Se le ocurrió cantar con artistas de otras generaciones y nadie resistió la invitación. Esos celebrados "Duets" (grabados en el mismo estudio o desde lugares distantes gracias a la tecnología) lo mostraron al lado de Barbra Streisand, Bono, Liza Minnelli, Luis Miguel, Aretha Franklin o Tony Bennett. Y se adueñó otra vez de todos los aplausos.
Después fue espaciando sus apariciones: había llegado la hora del reposo. Hacía tiempo que permanecía cómodo y orgulloso en su papel de gloria viviente, al lado de su cuarta esposa, Barbara, con la que puso un poco de sosiego en su agitada vida amorosa.
El viejo muchacho que llegó de Hoboken y comenzó a construir su leyenda en 1939 junto a la orquesta de Harry James podía escuchar ahora en otras voces aquellas viejas melodías que él dejó indeleblemente marcadas con su decir único.
El juego ya no podía tentarlo, quizás porque no tenía nada más que apostar, porque estaba de vuelta de todos los casinos y conocía todos los naipes. Ya no tenía batallas que ganar ni había eclipses posibles para él.
Ni siquiera este último, inevitable. La voz se ha apagado, es cierto, pero no habrá silencios. Todos -o casi todos- llevamos una canción de Sinatra en el corazón.
Figura de celuloide
La carrera cinematográfica de Sinatra comenzó en 1945 con "Leven anclas", primera de una serie de livianas comedias musicales que continuó con "Sucedió en mi tierra", "Me besó un bandido" y "Un día en Nueva York", la primera y la última coprotagonizadas por Gene Kelly.
En 1952, fue convocado para un papel alejado del canto que lo consagró como dúctil actor dramático. Su personaje de Maggio en "De aquí a la eternidad" (1953, Fred Zinnemann) le hizo ganar su primer Oscar (como mejor actor de reparto) y le abrió las puertas de una carrera más comprometida, que tuvo su cima en 1957 con "El hombre del brazo de oro", dirigido por Otto Preminger.

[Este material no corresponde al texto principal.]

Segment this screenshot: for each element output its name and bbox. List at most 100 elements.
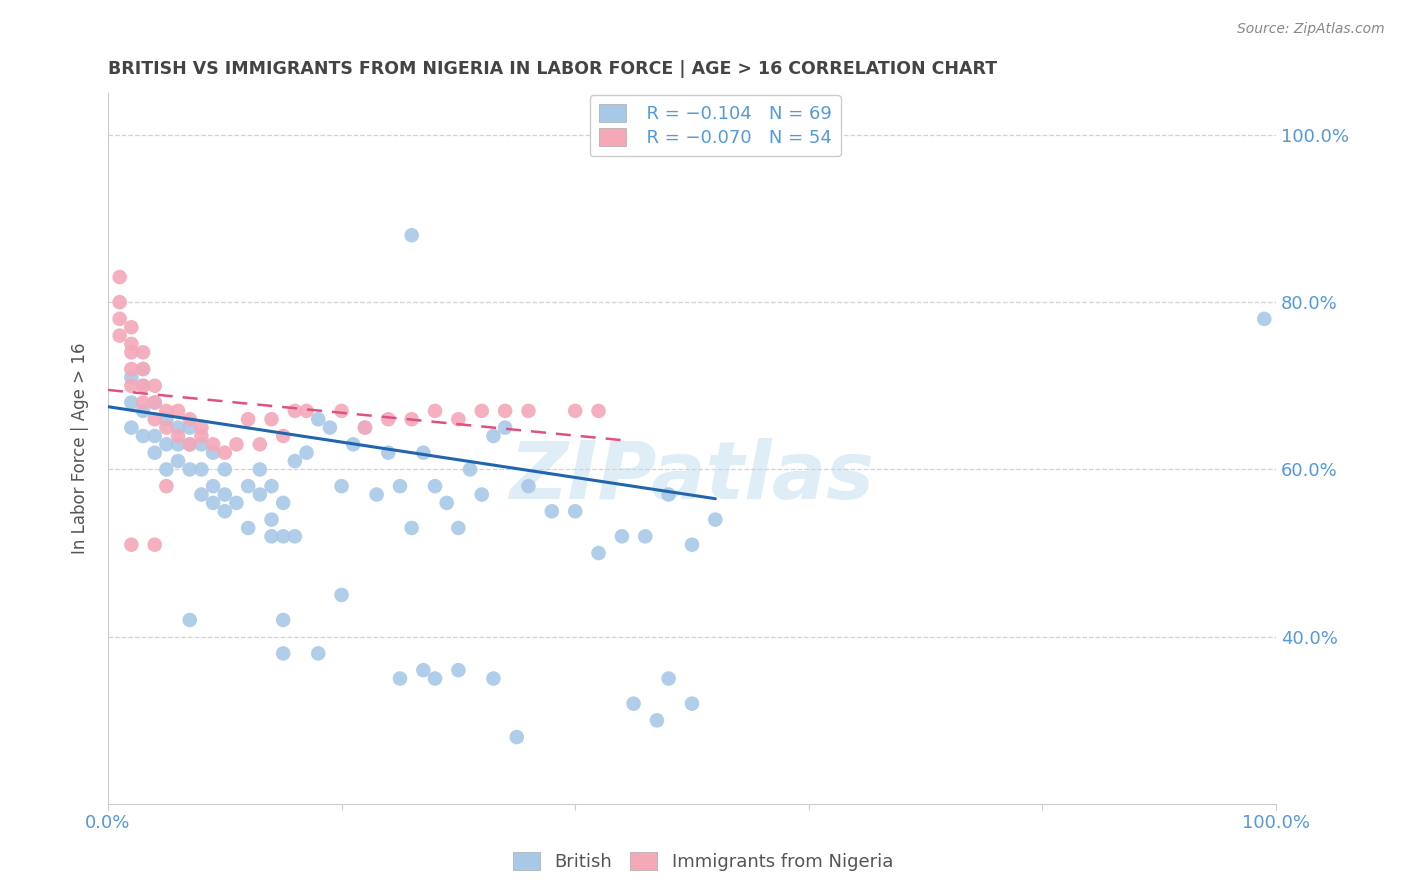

En los años siguientes regresó al cine musical con "Ellos y ellas" (1955), con Marlon Brando, "Alta sociedad" (1957), junto a Grace Kelly, Bing Crosby y Louis Armstrong, y "Sus dos cariños" (1958), con Rita Hayworth y Kim Novak.

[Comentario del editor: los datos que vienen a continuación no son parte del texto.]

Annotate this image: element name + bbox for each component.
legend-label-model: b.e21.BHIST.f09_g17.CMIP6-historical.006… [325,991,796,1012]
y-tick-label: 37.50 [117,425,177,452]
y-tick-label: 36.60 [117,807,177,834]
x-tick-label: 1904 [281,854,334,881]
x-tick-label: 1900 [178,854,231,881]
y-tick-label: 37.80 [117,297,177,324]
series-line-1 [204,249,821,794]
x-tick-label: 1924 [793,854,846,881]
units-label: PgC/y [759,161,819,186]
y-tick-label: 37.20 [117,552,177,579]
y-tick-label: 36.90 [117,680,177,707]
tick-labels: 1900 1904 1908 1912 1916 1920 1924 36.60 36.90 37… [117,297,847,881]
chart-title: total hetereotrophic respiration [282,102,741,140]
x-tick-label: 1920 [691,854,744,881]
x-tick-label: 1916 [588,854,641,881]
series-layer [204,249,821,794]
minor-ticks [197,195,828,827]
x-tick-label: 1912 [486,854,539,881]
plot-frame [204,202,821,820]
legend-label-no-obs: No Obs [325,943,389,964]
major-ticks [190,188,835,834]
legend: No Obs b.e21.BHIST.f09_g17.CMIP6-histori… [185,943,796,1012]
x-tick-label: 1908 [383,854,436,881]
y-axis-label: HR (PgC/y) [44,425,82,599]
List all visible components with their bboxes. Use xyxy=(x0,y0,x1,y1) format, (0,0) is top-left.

En esa década se consolidó como actor dramático, caracterizando retratos de la farándula ("La máscara del dolor") o de la violencia ("Conciencias negras").

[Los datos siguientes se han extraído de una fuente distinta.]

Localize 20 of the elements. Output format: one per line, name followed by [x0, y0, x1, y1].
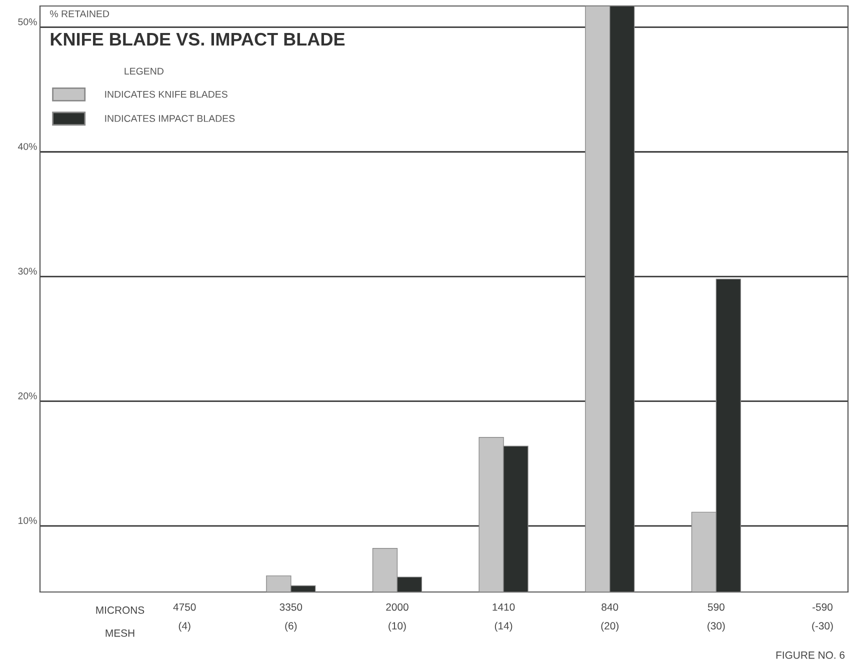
x-tick-label: 1410 (14)	[492, 603, 515, 632]
y-axis-title: % RETAINED	[50, 10, 110, 18]
x-tick-label: 840 (20)	[601, 603, 618, 632]
text: MESH	[106, 629, 134, 637]
x-tick-label: 3350 (6)	[280, 603, 302, 632]
x-tick-label: 4750 (4)	[173, 603, 196, 632]
legend-title: LEGEND	[124, 68, 164, 75]
x-tick-label: 2000 (10)	[386, 603, 408, 632]
x-tick-label: -590 (-30)	[812, 603, 833, 632]
text: MICRONS	[96, 606, 144, 614]
text: FIGURE NO. 6	[776, 651, 845, 659]
text: KNIFE BLADE VS. IMPACT BLADE	[50, 32, 345, 46]
y-tick-label: 50%	[18, 18, 37, 26]
y-tick-label: 30%	[18, 268, 37, 275]
y-tick-label: 20%	[18, 392, 37, 400]
x-tick-label: 590 (30)	[708, 603, 725, 632]
legend-label: INDICATES IMPACT BLADES	[105, 115, 235, 122]
legend-label: INDICATES KNIFE BLADES	[105, 90, 228, 98]
y-tick-label: 40%	[18, 143, 37, 150]
y-tick-label: 10%	[18, 517, 37, 524]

También paseó su personalidad por el drama histórico ("Orgullo y pasión") y las historias de guerra ("Hasta que volvamos a amarnos", "Cuando hierve la sangre").
Durante los años 60 intervino en brillantes comedias ("Can-Can"), sólidos dramas ("El diablo a las cuatro") o relatos de connotaciones políticas ("El embajador del miedo") donde mostró versatilidad y madurez.
La serie de films en los que encarnó, a fines de los 60, al detective Tony Rome (además del film homónimo rodó "El investigador" y "La dama en cemento") le brindó respaldo de público, pero lo alejó de sus papeles más exigentes.
Tras anunciar su retiro (luego desmentido) en 1971, retaceó aún más sus apariciones en el cine y sólo se limitó a aportes en "Erase una vez en Hollywood" (1974) y "Los locos del Cannonball" (1984).
Su último papel protagónico fue en "The first deadly sins" (1980), como un policía que persigue a un psicópata.
En 1992, Sinatra avaló una miniserie televisiva sobre su vida producida por su hija Tina, protagonizada por Philip Crasnoff.